Additionally, OpenAI stated in June that it reached $10 billion in annual recurring revenue, an increase from roughly $5.5 billion the previous year. This figure encompasses revenue from the company’s consumer products, ChatGPT business offerings, and its API. While CEO Sam Altman has painted an optimistic picture of future prospects regarding subscribers, products, and revenue, the company is consuming billions in cash each year.

Power remains a vital concern, specifically regarding where the companies plan to source the energy required to support this level of computation.

Industry analysts have been forecasting a short-term rise for natural gas, although solar and batteries seem to be better positioned to provide energy more quickly and at a lower cost in many regions. Tech firms are also heavily investing in nuclear energy.

Despite the market-moving news, the energy implications of OpenAI’s expected expansion are somewhat anticipated. A report from the Rhodium Group released yesterday projected that data centers are expected to consume 14% of all electricity in the U.S. by 2040.

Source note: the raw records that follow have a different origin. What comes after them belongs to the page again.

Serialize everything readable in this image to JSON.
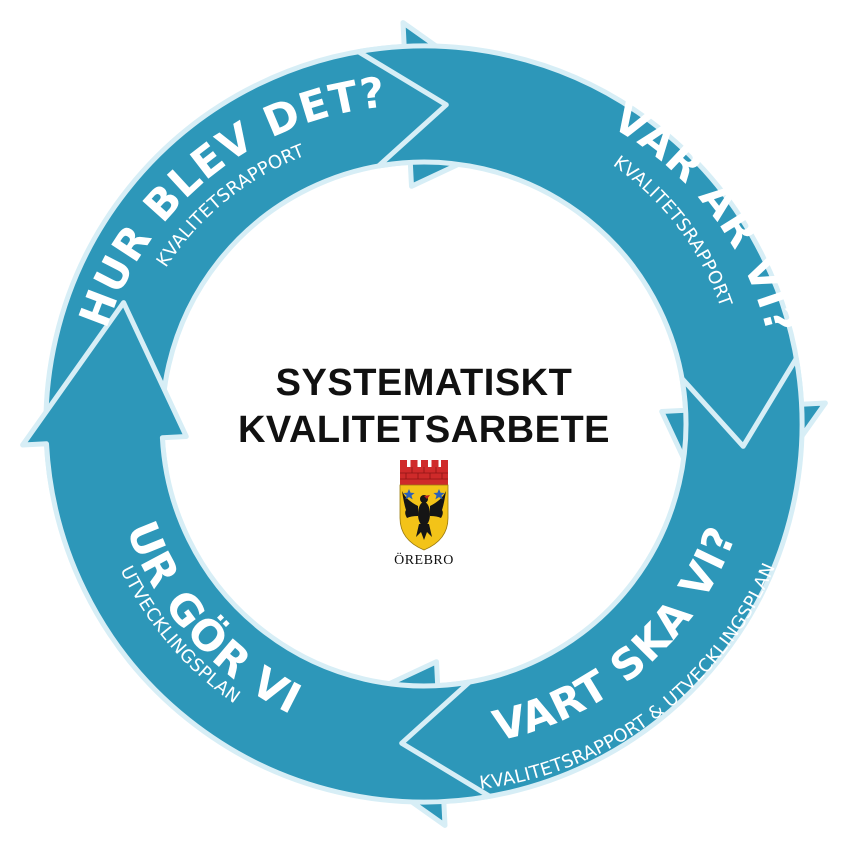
{
  "colors": {
    "arrow_fill": "#2d97b9",
    "arrow_outline": "#d7eef6",
    "shield_field": "#f3c318",
    "wall_red": "#cf2a2a"
  },
  "center": {
    "title_line1": "SYSTEMATISKT",
    "title_line2": "KVALITETSARBETE",
    "logo_label": "ÖREBRO"
  },
  "arrows": [
    {
      "title": "HUR BLEV DET?",
      "subtitle": "KVALITETSRAPPORT",
      "icon": "curved-arrow"
    },
    {
      "title": "VAR ÄR VI?",
      "subtitle": "KVALITETSRAPPORT",
      "icon": "curved-arrow"
    },
    {
      "title": "VART SKA VI?",
      "subtitle": "KVALITETSRAPPORT & UTVECKLINGSPLAN",
      "icon": "curved-arrow"
    },
    {
      "title": "HUR GÖR VI?",
      "subtitle": "UTVECKLINGSPLAN",
      "icon": "curved-arrow"
    }
  ]
}
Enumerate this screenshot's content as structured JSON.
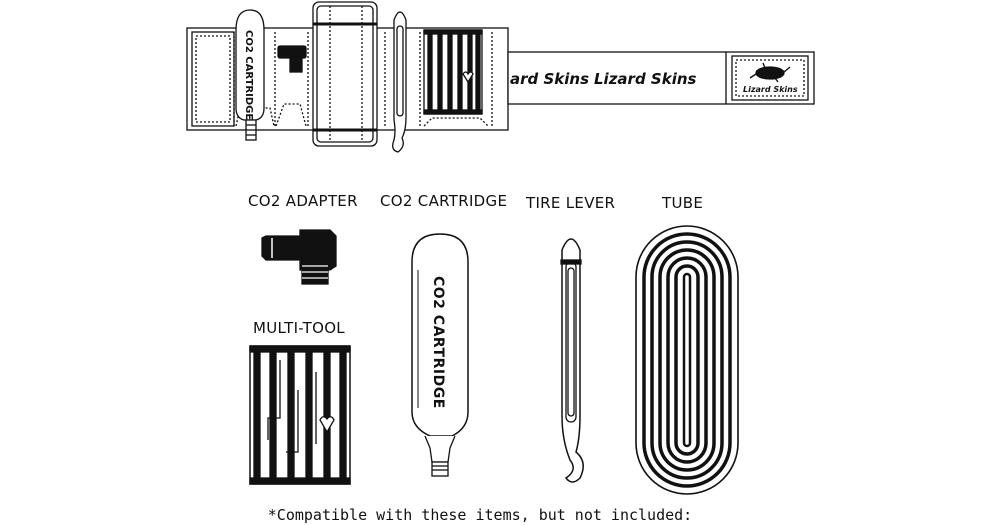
{
  "brand": {
    "name": "Lizard Skins",
    "wordmark_left_partial": "ard Skins",
    "wordmark_center": "Lizard Skins",
    "badge_text": "Lizard Skins"
  },
  "roll": {
    "cartridge_text": "CO2 CARTRIDGE"
  },
  "items": {
    "co2_adapter": "CO2 ADAPTER",
    "co2_cartridge": "CO2 CARTRIDGE",
    "tire_lever": "TIRE LEVER",
    "tube": "TUBE",
    "multi_tool": "MULTI-TOOL"
  },
  "cartridge_print": "CO2 CARTRIDGE",
  "footnote": "*Compatible with these items, but not included:",
  "colors": {
    "line": "#111111",
    "fill": "#ffffff",
    "adapter": "#111111"
  }
}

Computing power has always been a limiting factor for AI enterprises, to such an extent that investors have acquired thousands of Nvidia chips to guarantee their startups have the necessary power. Andreessen Horowitz is reported to have purchased more than 20,000 GPUs, while Nat Friedman and Daniel Gross rented access to a 4,000 GPU cluster (though it is unclear if Meta currently owns that).

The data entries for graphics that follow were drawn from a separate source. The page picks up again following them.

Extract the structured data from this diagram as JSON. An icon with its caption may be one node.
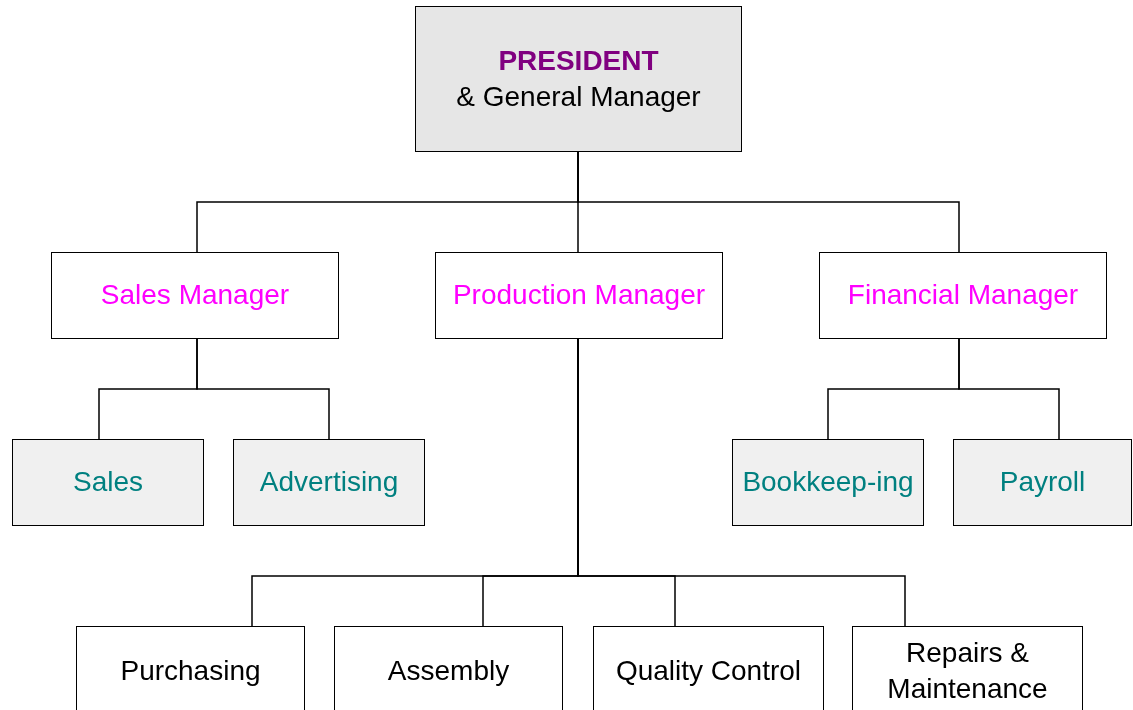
{
  "diagram": {
    "nodes": [
      {
        "text": [
          "PRESIDENT",
          "& General Manager"
        ]
      },
      {
        "text": [
          "Sales Manager"
        ]
      },
      {
        "text": [
          "Production Manager"
        ]
      },
      {
        "text": [
          "Financial Manager"
        ]
      },
      {
        "text": [
          "Sales"
        ]
      },
      {
        "text": [
          "Advertising"
        ]
      },
      {
        "text": [
          "Bookkeep-ing"
        ]
      },
      {
        "text": [
          "Payroll"
        ]
      },
      {
        "text": [
          "Purchasing"
        ]
      },
      {
        "text": [
          "Assembly"
        ]
      },
      {
        "text": [
          "Quality Control"
        ]
      },
      {
        "text": [
          "Repairs & Maintenance"
        ]
      }
    ],
    "edges": [
      {
        "from": 0,
        "to": 1,
        "arrow": "none"
      },
      {
        "from": 0,
        "to": 2,
        "arrow": "none"
      },
      {
        "from": 0,
        "to": 3,
        "arrow": "none"
      },
      {
        "from": 1,
        "to": 4,
        "arrow": "none"
      },
      {
        "from": 1,
        "to": 5,
        "arrow": "none"
      },
      {
        "from": 3,
        "to": 6,
        "arrow": "none"
      },
      {
        "from": 3,
        "to": 7,
        "arrow": "none"
      },
      {
        "from": 2,
        "to": 8,
        "arrow": "none"
      },
      {
        "from": 2,
        "to": 9,
        "arrow": "none"
      },
      {
        "from": 2,
        "to": 10,
        "arrow": "none"
      },
      {
        "from": 2,
        "to": 11,
        "arrow": "none"
      }
    ]
  }
}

However, computing power is ineffective without energy. To keep their data centers powered, leading tech companies have been acquiring solar farms, purchasing nuclear facilities, and forming partnerships with geothermal startups.

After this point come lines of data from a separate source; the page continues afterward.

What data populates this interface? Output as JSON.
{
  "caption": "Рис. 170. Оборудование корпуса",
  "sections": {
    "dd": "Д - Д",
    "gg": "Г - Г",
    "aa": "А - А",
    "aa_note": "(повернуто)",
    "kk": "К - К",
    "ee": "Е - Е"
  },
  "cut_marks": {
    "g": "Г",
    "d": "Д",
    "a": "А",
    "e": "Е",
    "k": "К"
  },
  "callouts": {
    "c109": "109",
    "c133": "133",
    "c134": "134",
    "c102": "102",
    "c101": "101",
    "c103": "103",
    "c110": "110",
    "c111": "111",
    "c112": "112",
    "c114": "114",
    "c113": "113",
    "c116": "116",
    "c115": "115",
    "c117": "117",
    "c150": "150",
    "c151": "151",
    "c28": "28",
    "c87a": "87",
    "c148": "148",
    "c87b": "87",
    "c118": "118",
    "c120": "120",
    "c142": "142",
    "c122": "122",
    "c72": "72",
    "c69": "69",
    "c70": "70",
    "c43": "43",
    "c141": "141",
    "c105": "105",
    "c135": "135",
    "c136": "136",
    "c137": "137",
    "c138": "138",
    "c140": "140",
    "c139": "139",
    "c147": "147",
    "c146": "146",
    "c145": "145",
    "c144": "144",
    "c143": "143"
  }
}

So far, OpenAI has remained relatively silent in this regard. CEO Sam Altman has made several significant investments within the energy sector, including Oklo, Helion, and Exowatt, but the company itself has not directed funds into that space like Google, Meta, or Amazon.

With a 4.5 gigawatt computing agreement, that may soon shift.

The company could take on an indirect role by compensating Oracle to manage the physical infrastructure — an area where it has significant expertise — just as Altman has invested in startups that align with OpenAI’s forthcoming energy requirements. This strategy will leave the company “asset light,” which is sure to satisfy its investors and help maintain its valuation in line with other software-focused AI startups rather than legacy tech firms saddled with expensive infrastructure.